UNE VISION AMORCÉE DÈS 2024

Le processus d’élaboration de ce cahier des charges ne date pas d’hier. En avril 2024, le Minpostel a lancé un appel d’offres pour recruter un consultant chargé d’évaluer les modalités d’accès au spectre 5G et d’établir un cadre de valorisation économique et technique. Les missions confiées au prestataire étaient de réaliser un benchmark dans plusieurs pays développés et africains pour identifier les meilleures pratiques ; estimer les coûts d’accès au spectre et proposer des modèles de tarification ; évaluer les opportunités offertes par la 5G pour l’économie nationale ; analyser les recommandations des instances internationales comme l’UIT pour une adaptation au contexte camerounais ; proposer une stratégie de valorisation du spectre en vue de maximiser son impact économique.

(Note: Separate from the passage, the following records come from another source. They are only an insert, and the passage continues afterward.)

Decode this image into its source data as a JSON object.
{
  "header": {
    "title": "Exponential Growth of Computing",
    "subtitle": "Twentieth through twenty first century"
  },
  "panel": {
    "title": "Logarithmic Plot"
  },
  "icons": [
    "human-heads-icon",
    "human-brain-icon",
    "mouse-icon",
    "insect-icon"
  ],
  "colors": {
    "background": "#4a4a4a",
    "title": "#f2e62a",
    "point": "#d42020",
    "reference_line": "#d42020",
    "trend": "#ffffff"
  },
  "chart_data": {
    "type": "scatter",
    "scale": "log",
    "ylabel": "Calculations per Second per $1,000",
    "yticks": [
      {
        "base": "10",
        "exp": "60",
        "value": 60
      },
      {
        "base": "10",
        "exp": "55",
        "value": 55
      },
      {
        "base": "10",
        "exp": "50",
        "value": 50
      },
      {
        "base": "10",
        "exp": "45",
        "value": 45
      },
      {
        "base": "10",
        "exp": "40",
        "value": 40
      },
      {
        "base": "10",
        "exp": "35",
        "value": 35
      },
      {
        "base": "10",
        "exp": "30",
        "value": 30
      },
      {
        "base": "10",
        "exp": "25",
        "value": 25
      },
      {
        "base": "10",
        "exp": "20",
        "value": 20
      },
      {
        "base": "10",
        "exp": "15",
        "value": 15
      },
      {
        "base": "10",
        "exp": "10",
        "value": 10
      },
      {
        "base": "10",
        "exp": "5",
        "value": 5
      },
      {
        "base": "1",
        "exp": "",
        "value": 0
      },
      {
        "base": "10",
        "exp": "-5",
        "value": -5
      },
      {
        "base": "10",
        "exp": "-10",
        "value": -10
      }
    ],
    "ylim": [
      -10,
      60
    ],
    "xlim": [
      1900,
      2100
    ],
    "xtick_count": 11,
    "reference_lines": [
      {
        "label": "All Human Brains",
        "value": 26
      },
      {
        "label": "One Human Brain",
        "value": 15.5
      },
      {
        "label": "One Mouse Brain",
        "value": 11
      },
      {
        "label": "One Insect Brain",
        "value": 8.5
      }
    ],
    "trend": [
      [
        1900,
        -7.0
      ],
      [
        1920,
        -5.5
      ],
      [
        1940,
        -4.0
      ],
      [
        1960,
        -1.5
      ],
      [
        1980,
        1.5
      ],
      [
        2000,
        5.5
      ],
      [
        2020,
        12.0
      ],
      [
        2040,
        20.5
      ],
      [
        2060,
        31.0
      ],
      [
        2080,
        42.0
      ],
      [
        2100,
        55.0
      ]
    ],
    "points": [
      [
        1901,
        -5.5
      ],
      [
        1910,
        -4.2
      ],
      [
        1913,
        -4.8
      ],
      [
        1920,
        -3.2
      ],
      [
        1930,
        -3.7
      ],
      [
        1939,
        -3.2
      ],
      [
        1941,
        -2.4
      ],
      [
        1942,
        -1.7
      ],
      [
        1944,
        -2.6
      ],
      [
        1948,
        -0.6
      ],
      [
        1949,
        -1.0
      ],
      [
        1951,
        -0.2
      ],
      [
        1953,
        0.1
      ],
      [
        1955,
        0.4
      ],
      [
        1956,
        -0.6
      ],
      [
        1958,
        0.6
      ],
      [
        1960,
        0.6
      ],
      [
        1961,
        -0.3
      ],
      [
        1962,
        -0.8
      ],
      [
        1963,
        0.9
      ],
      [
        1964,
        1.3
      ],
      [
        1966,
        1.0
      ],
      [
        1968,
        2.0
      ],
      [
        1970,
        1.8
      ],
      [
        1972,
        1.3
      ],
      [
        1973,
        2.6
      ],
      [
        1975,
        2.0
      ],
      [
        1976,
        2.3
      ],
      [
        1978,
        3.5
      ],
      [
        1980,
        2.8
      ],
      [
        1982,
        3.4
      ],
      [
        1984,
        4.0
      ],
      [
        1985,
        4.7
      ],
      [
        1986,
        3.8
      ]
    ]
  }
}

Ce travail préparatoire s’inscrit dans un cadre plus large, piloté par le Comité Interministériel d’Attribution des Bandes de Fréquences (CIABAF), qui avait déjà identifié, en 2022, les bandes de fréquences propices au déploiement de la 5G, notamment la bande 3,3-3,8 GHz.

LES AMBITIONS DE MTN ET D’ORANGE CAMEROUN

Les opérateurs télécoms camerounais ne sont pas restés en marge de cette dynamique. En 2023, MTN affichait clairement ses ambitions de devenir le premier fournisseur de services 5G dans le pays. « L’introduction de la 5G sur notre réseau fait partie de nos ambitions. Nous sommes convaincus qu’elle apportera plus de modernité et permettra de désengorger les réseaux, » déclarait alors Mitwa Ng’ambi, ancienne directrice générale de MTN Cameroun. L’entreprise avait même adressé une demande d’expérimentation à l’Agence de régulation des Télécommunications (ART), démontrant ainsi son engagement à offrir aux Camerounais une connectivité de pointe.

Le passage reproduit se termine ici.